Nonostante tutto, buon Primo Maggio a tutte le lavoratrici e a tutti i lavoratori, a tutti i precari, ai disoccupati di breve, medio e lungo, lunghissimo termine; agli inoccupati da immemore data, a tutte e tutti coloro che sembrano lavoratori e che, invece, ben oltre la “normalità” del regime di sfruttamento dettato dal capitalismo liberista moderno, si trovano nella condizione di un avveniristico schiavismo nel consegnare cibo e scatoloni con dentro qualunque cosa noi si ordini tramite Internet.

Buon Primo Maggio, dunque. Ma la cosiddetta “festa dei lavoratori” finisce qui. Non solo perché è impossibile festeggiarla come vorremmo, con cortei magari ancora un po’ pieni di bandiere rosse, cantando e discutendo di politica, di sindacato, di ricchezza e di povertà, di lavoro e di profitti; ma soprattutto perché il biennio pandemico sta sempre più mettendo a nudo il sovrano economico globale e tutte le sue ricadute continentali e nazionali: una decrescita antisociale che nulla a che vedere con l’attutire gli effetti endemici di ingiustizia che sono parte della produzione capitalistica, nella “naturale” difesa dei privilegi delle classi dominanti.

Una decrescita che è da un lato accelerazione della concorrenza tra le grandi multinazionali (corporative) che investono nel commercio online e che sfruttano pertanto appieno la diffusione globale delle merci su tutto il pianeta; dall’altro è un progressivo impoverimento anzitutto degli strati più deboli e indigenti della popolazione, del ceto medio produttivo, delle imprese a carattere familiare, delle partite IVA e di tutti quei settori del mondo del lavoro che dipendono da sé medesime.

I livelli occupazionali erano stati dati, almeno ad inizio marzo, in lieve ripresa facendo intuire che, nonostante la pandemia, qualche speranza di non vedere solo segni negativi davanti a numeri assoluti e percentuali. Ed anche oggi, facendo riferimento ai dati raccolti un mese fa, confrontandoli con quelli di inizio anno, si nota come la disoccupazione sia aumentata vertiginosamente: solamente in questi primi quattro mesi del 2021 si registrano 254.000 posti di lavoro in meno (raffronto con il trimestre ultimo del 2020) e la maggiore penalizzazione riguarda le donne, la cui percentuale di esclusione dalle attività produttive sale di 2 punti in brevissimo tempo, da febbraio ad oggi.

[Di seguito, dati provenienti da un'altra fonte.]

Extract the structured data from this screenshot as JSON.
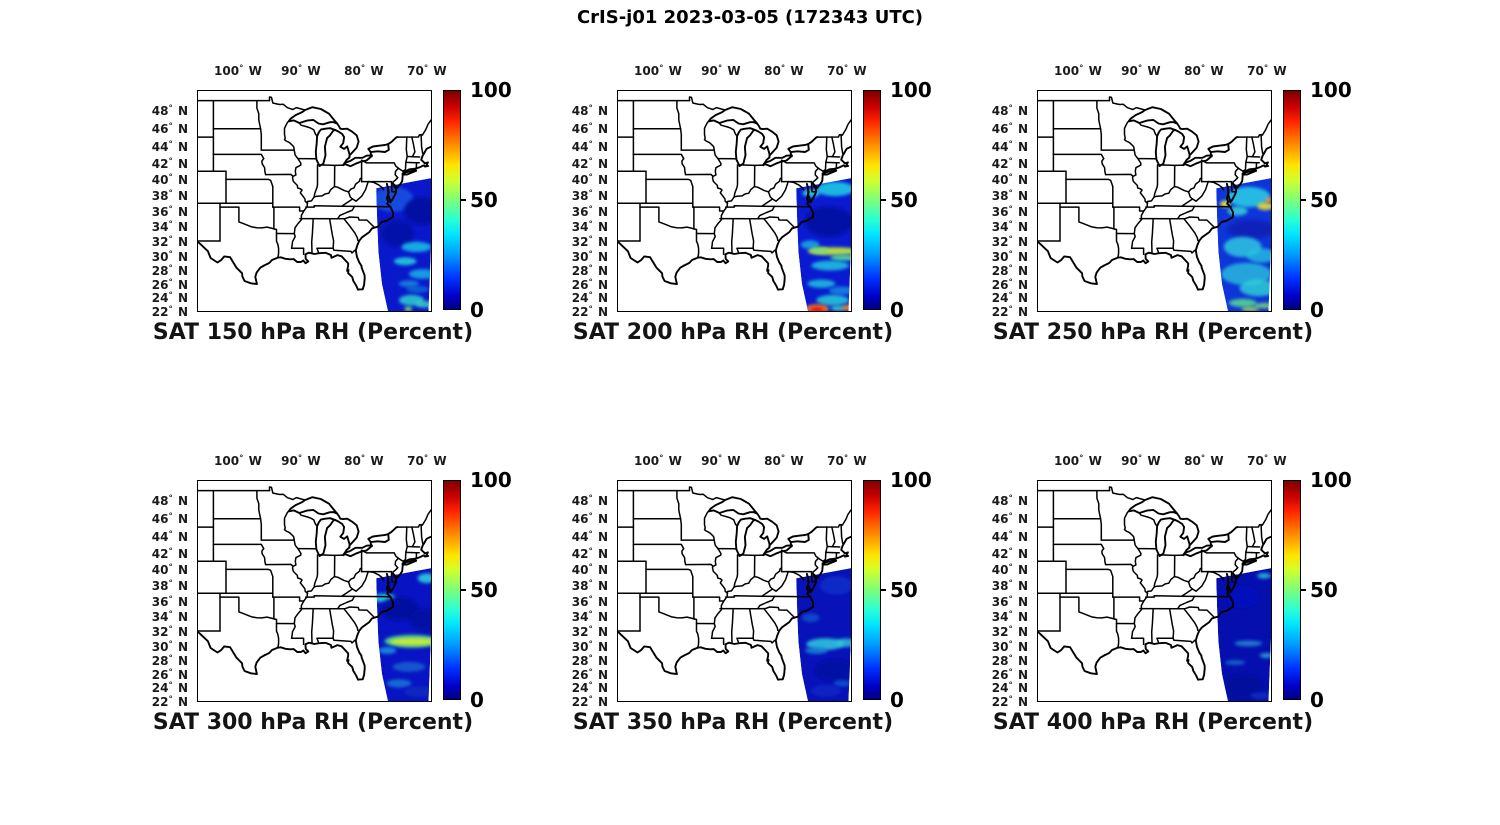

I 34.000 posti di lavoro in più che si possono contare a marzo diventano una goccia nell’enorme oceano della crisi economica e dei salariati: una goccia importante, ma anche questa segno tangibile dell’enormità dell’impatto pandemico nella stragrande maggioranza dei settori: si salvano solamente le grandi multinazionali che operano tramite il web e che hanno costi di produzione ridotti non soltanto grazie ai bassissimi salari che pagano a dipendenti cui stipulano i contratti più svariati, giocando sulle discrepanze legislative, sulla spietata regola dell’esercito di riserva dei tanti che premono per avere uno straccio di lavoro anche senza un minimo di garanzie e tutele, ma che salvano i dividendi dei loro azionisti con operazioni di elusione fiscale apparentemente legali.

Le tassazioni dei grandi gruppi internettiani, del mega commercio mondiale fatto di pacchi e pacchetti, sono ridicole rispetto a ciò che pagano non solo le lavoratrici e i lavoratori su miseri salari, ma pure le medie e piccole imprese sia italiane che del resto d’Europa.

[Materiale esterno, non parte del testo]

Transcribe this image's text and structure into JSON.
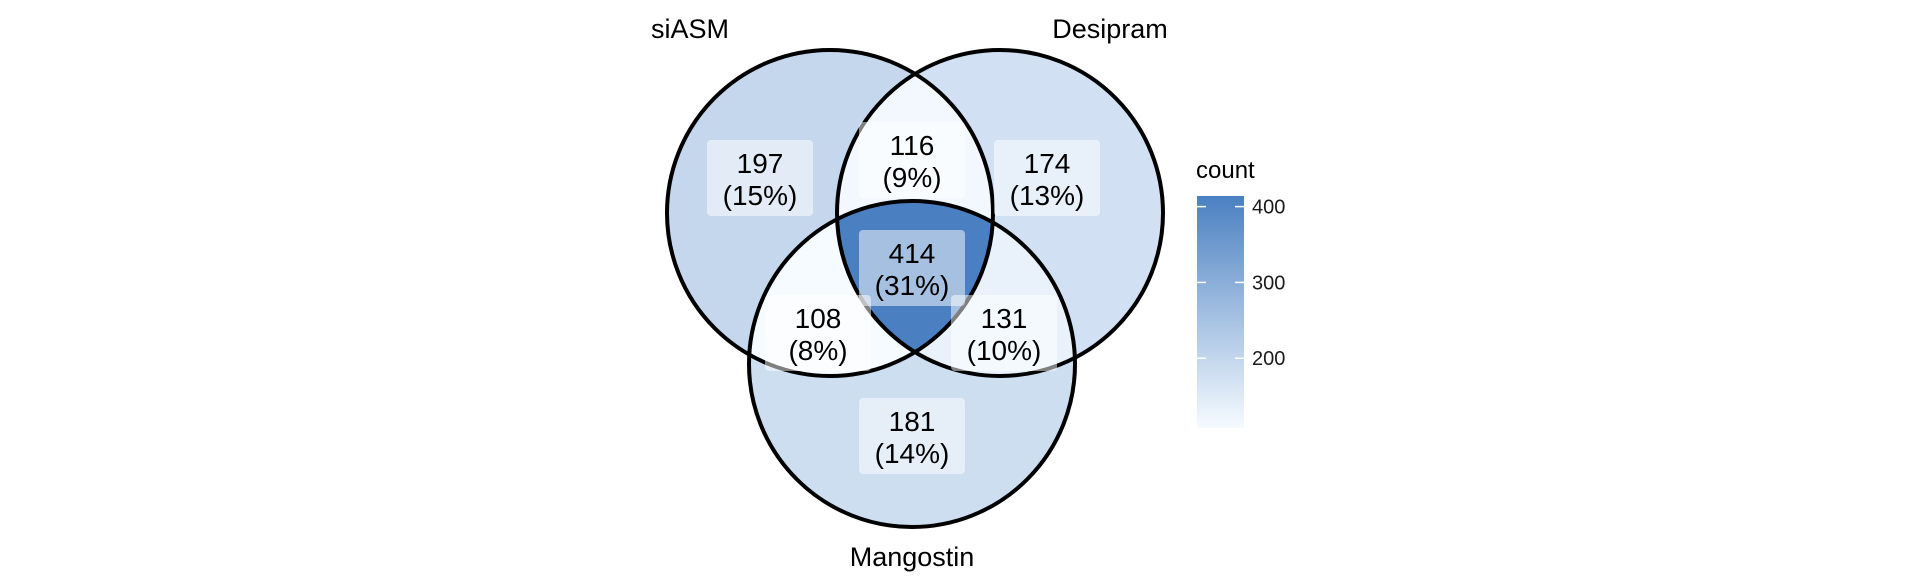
{
  "chart_data": {
    "type": "venn",
    "sets": [
      "siASM",
      "Desipram",
      "Mangostin"
    ],
    "regions": [
      {
        "sets": [
          "siASM"
        ],
        "count": 197,
        "percent": "(15%)"
      },
      {
        "sets": [
          "Desipram"
        ],
        "count": 174,
        "percent": "(13%)"
      },
      {
        "sets": [
          "Mangostin"
        ],
        "count": 181,
        "percent": "(14%)"
      },
      {
        "sets": [
          "siASM",
          "Desipram"
        ],
        "count": 116,
        "percent": "(9%)"
      },
      {
        "sets": [
          "siASM",
          "Mangostin"
        ],
        "count": 108,
        "percent": "(8%)"
      },
      {
        "sets": [
          "Desipram",
          "Mangostin"
        ],
        "count": 131,
        "percent": "(10%)"
      },
      {
        "sets": [
          "siASM",
          "Desipram",
          "Mangostin"
        ],
        "count": 414,
        "percent": "(31%)"
      }
    ],
    "legend": {
      "title": "count",
      "ticks": [
        200,
        300,
        400
      ],
      "range": [
        108,
        414
      ],
      "low_color": "#f6fbff",
      "high_color": "#4a80c1",
      "position": "right"
    }
  }
}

Non c’è dubbio che la pandemia abbia acuito le differenze di classe ed abbia mostrato (e dimostrato se mai ve ne fosse stato bisogno) che le diseguaglianze sono irriducibili ad una sostenibilità tanto nazionale quanto internazionale dell’economia di mercato. Ed anzi, proprio i momenti di crisi improvvisi, come l’esplosione del Covid-19, creano turbinosi vortici di quella “anarchia produttiva” di cui già nella seconda metà dell’800 sia Marx sia Engels ne scrivevano ampiamente:

«Ogni imprenditore capitalista (od ogni associazione capitalistica) produce merci indipendentemente dall’altro. Non è che la società stabilisca quanto e che cosa ad essa occorre, ma gli industriali fanno semplicemente produrre col miraggio di un maggiore profitto ed al fine di battere la concorrenza».

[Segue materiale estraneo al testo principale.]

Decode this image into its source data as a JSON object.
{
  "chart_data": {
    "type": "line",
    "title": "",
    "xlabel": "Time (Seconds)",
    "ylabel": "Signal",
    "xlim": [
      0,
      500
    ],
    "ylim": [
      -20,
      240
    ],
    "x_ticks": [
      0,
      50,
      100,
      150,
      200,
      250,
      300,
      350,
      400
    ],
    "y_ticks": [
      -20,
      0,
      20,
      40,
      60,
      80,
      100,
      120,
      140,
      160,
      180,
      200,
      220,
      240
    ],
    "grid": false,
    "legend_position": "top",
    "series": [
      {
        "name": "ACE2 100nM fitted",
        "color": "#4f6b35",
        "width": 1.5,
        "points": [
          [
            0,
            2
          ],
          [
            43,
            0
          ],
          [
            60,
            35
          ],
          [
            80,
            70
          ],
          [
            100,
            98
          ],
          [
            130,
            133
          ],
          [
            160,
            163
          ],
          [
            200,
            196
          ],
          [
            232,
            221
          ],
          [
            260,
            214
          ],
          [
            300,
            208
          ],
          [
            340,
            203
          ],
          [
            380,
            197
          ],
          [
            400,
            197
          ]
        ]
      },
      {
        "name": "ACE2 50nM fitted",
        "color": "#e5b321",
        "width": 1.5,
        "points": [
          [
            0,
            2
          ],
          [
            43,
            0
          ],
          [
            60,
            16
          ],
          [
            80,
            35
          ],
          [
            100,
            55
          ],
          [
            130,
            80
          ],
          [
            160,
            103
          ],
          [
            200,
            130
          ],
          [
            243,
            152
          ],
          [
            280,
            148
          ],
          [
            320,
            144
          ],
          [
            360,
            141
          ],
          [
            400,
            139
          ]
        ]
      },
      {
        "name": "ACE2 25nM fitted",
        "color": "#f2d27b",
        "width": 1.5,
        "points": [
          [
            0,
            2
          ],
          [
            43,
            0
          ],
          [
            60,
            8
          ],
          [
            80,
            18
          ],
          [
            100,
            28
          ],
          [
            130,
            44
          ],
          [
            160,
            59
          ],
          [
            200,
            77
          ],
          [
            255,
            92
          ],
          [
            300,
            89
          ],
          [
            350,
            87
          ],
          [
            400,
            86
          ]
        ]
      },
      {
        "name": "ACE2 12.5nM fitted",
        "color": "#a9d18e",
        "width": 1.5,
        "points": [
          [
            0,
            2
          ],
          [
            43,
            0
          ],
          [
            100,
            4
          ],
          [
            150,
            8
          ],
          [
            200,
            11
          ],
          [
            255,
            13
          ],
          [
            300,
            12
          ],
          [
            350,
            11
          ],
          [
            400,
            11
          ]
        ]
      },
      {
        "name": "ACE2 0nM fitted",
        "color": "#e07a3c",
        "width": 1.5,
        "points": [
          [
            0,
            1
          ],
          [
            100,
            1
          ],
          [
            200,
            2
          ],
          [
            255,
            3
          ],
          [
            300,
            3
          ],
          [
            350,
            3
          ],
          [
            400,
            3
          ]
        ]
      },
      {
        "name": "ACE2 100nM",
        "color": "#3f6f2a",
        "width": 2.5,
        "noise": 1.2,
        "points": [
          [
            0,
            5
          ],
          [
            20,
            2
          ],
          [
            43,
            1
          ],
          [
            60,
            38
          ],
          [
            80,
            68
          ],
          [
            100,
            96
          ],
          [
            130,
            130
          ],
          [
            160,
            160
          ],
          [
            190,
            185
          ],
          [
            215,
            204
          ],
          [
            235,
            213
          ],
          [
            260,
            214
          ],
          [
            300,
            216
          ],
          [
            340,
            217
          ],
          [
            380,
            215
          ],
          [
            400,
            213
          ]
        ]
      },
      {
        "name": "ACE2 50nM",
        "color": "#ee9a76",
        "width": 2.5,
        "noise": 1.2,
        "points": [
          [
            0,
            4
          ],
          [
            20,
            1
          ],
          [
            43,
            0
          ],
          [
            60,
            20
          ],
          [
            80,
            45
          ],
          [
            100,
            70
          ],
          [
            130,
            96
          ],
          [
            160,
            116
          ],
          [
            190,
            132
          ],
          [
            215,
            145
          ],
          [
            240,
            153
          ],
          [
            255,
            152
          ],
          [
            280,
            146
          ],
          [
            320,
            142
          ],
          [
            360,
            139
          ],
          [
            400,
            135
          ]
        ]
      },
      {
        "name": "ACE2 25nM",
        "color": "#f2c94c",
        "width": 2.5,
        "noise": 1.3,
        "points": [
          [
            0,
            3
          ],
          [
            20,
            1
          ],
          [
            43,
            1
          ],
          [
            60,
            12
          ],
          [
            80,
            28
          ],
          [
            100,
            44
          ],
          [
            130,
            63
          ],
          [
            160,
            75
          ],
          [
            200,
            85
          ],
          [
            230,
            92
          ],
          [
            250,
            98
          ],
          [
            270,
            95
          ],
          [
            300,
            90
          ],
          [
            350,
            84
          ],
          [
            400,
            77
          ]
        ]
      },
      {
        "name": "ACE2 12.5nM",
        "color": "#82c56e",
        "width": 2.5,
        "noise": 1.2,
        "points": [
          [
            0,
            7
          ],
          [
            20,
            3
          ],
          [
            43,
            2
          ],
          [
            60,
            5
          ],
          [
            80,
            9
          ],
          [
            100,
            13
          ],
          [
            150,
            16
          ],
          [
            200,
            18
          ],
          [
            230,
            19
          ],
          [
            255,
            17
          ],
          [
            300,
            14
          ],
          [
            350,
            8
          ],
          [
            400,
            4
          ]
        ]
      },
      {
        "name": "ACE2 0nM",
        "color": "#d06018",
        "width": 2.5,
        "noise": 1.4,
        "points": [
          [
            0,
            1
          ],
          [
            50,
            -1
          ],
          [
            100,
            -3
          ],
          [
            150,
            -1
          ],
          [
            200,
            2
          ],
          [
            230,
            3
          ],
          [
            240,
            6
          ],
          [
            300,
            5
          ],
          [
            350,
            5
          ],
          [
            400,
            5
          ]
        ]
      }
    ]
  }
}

E’ una regola prima del capitalismo, un comportamento conseguente allo scopo per cui si è sviluppato e continua a rimodularsi a seconda delle trasformazioni che esso stesso impone al mondo (alla natura, agli esseri viventi tutti) e di cui non si cura se non per limitare i danni che possono derivargli. Il fine produttivo non mira ad altro se non all’accumulazione del profitto e la pandemia ha giocato a favore di certe mega realtà produttive globali, a scapito di quelle minori. E così, sempre più giù, a cascata fin verso gli oltre due miliardi e mezzo di salariati che sono sfruttati nel mondo, spesso privi di qualunque tutela sindacale, di quelli che consideriamo diritti acquisiti nel nostro Paese e nel nostro ricco mondo occidentale e che sono ancora un miraggio in vaste aree del pianeta.

La disoccupazione italiana non può essere ridotta ad un dato meramente statistico, ad un fatto esclusivamente di natura sindacale: deve poter essere un problema sociale che riguardi la politica di questo Paese, il suo governo e tutti gli enti locali. La domanda qui è d’obbligo davvero: ma è in grado oggi lo Stato italiano di affrontare il grande dramma occupazionale con una riforma del mondo del lavoro che sia adeguata ai tempi?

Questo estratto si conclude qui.